Sole cuore amore
Tormentone estivo del 2001, «Tre parole» cantata da Valeria Rossi diceva più o meno «Dammi tre parole: sole cuore e amore dammi un bacio che non fa parlare è l’amore che ti vuole prendere o lasciare stavolta non farlo scappare». È evidente che, riferito al film di Daniele Vicari Sole cuore amore, si tratta di una citazione prima ironica, poi tragica. Ovvero, chi dovesse pensare di andare a vedere un film spensierato e sentimentale rimarrebbe completamente deluso. A riguardo di questa triste storia di periferia, dove raramente batte il sole, dove problemi quotidiani diventano macigni da portare sulle spalle, dove l’amore non basta, dove non bastano né amicizia né solidarietà né strette di mano, dove a prevalere è il cinismo e una sorta di fatalismo che prevede una fine già scritta, ci sono voci contrastanti. Qualcuno accredita Vicari di coraggio e rigore, qualcun altro lo accusa di pescare nel repertorio delle borgate, altri ancora parlano di una rappresentazione della realtà che, non prevedendo uscite di sicurezza, non sarebbe poi così reale. In un certo senso, tutto e il contrario di tutto. Naturalmente, esiste anche la possibilità che Vicari abbia onestamente creduto di rappresentare il paradigma della povera gente e che, suo malgrado, sia caduto nelle trappole del luogo comune, della rassegnazione e del pessimismo. A noi, come spesso accade, sembra che la verità stia nel mezzo.

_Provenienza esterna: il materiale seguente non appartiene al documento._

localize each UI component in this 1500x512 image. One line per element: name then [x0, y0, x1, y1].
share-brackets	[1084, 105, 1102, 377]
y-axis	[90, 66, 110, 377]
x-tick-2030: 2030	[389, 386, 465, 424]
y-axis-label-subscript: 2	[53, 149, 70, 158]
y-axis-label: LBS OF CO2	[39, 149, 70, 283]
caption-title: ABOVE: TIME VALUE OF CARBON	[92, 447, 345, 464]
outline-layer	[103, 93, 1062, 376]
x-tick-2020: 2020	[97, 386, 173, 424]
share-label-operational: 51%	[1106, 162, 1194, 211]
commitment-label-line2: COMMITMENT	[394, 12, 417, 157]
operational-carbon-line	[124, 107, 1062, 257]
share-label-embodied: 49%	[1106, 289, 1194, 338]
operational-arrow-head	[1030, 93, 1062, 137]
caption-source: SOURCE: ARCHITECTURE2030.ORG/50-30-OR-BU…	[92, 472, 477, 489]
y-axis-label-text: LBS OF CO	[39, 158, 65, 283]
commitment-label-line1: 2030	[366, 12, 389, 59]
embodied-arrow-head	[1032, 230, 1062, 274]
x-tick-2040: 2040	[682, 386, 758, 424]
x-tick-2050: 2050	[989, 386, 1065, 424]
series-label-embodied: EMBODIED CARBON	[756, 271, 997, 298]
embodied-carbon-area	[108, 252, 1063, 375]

Con quattro figli (troppi, date le circostanze) e un marito disoccupato che non riesce a sfondare da nessuna parte, Eli è costretta a lavorare in un bar dall’altra parte della città (da Ostia al Tuscolano) e ad alzarsi ogni mattina alle 4,30, a prendere prima l’autobus poi la metropolitana e quindi ad accumulare stanchezza, esasperazione, logoramento e frustrazione. Il che, associato alla constatazione di un affaticamento cardiaco, consiglierebbe riposo, analisi più accurate e un lavoro più vicino a casa. Ma lei, che conosce le difficoltà, sopporta tutto per amore. Parallelamente, l’amica Vale continua con le sue performance di ballo, con la ricerca di una faticosa identità sessuale e con la ricerca di un aiuto difficile da dare.
Il dato iniziale di Sole cuore amore è reale: una donna trovata morta in solitudine a una fermata della metropolitana. Da questo Vicari tenta la ricostruzione del vissuto e, fatalmente, accumula dati negativi che, se non adeguatamente organizzati e controllati, rischiano di sprofondare il film nella convenzione drammatica, ovvero nella tragedia di repertorio o d’archivio. In realtà la considerazione da fare è un’altra: tutto ciò che nel film prevede la presenza di Isabella Ragonese, che di Eli dà un’interpretazione sofferta ma credibile, senza inutili accentuazioni, funziona. Il resto no. Ad esempio, il percorso di Vale (Eva Grieco) è, oltre che ripetitivo, pleonastico.
Pare di poter dire che Vale dovrebbe rappresentare una donna che, pur svolgendo un’attività di suo gradimento, annaspa nelle tristezze della vita. Di contro Eli svolge un’attività coatta (in cui per altro riesce bene) che prende come necessità di sopravvivenza per sé e per la famiglia. Ne consegue che quando è in scena Eli le cose subiscono alcune piccole modifiche pur nella quotidiana ripetizione, mentre quando tocca a Vale il dislivello è palese, soprattutto perché le sue problematiche sono davvero presentate in modo da renderle grottesche e quindi poco credibili.
Alla radice di tutto sta una visione (che è di Vicari) che non prevede vie d’uscita: chi nasce in un luogo e si adatta a un certo tipo di esistenza, non ne uscirà mai. Noi, che siamo ben consapevoli di luoghi ed eventi, pensiamo che le possibilità di cambiare ci siano. Alla fine, Sole cuore amore (intonata nel film da una bambina e rappata da un coetaneo come omaggio a due sposi) è una rappresentazione della realtà (di una realtà) indebolita da elementi dispersivi. Un po’ «Lella», un po’ «Semo gente de borgata».
SOLE CUORE AMORE di Daniele Vicari. Con Isabella Ragonese, Eva Grieco, Francesco Montanari, Francesco Acquaroli, Giulia Anchisi. ITALIA 2016; Drammatico; Colore.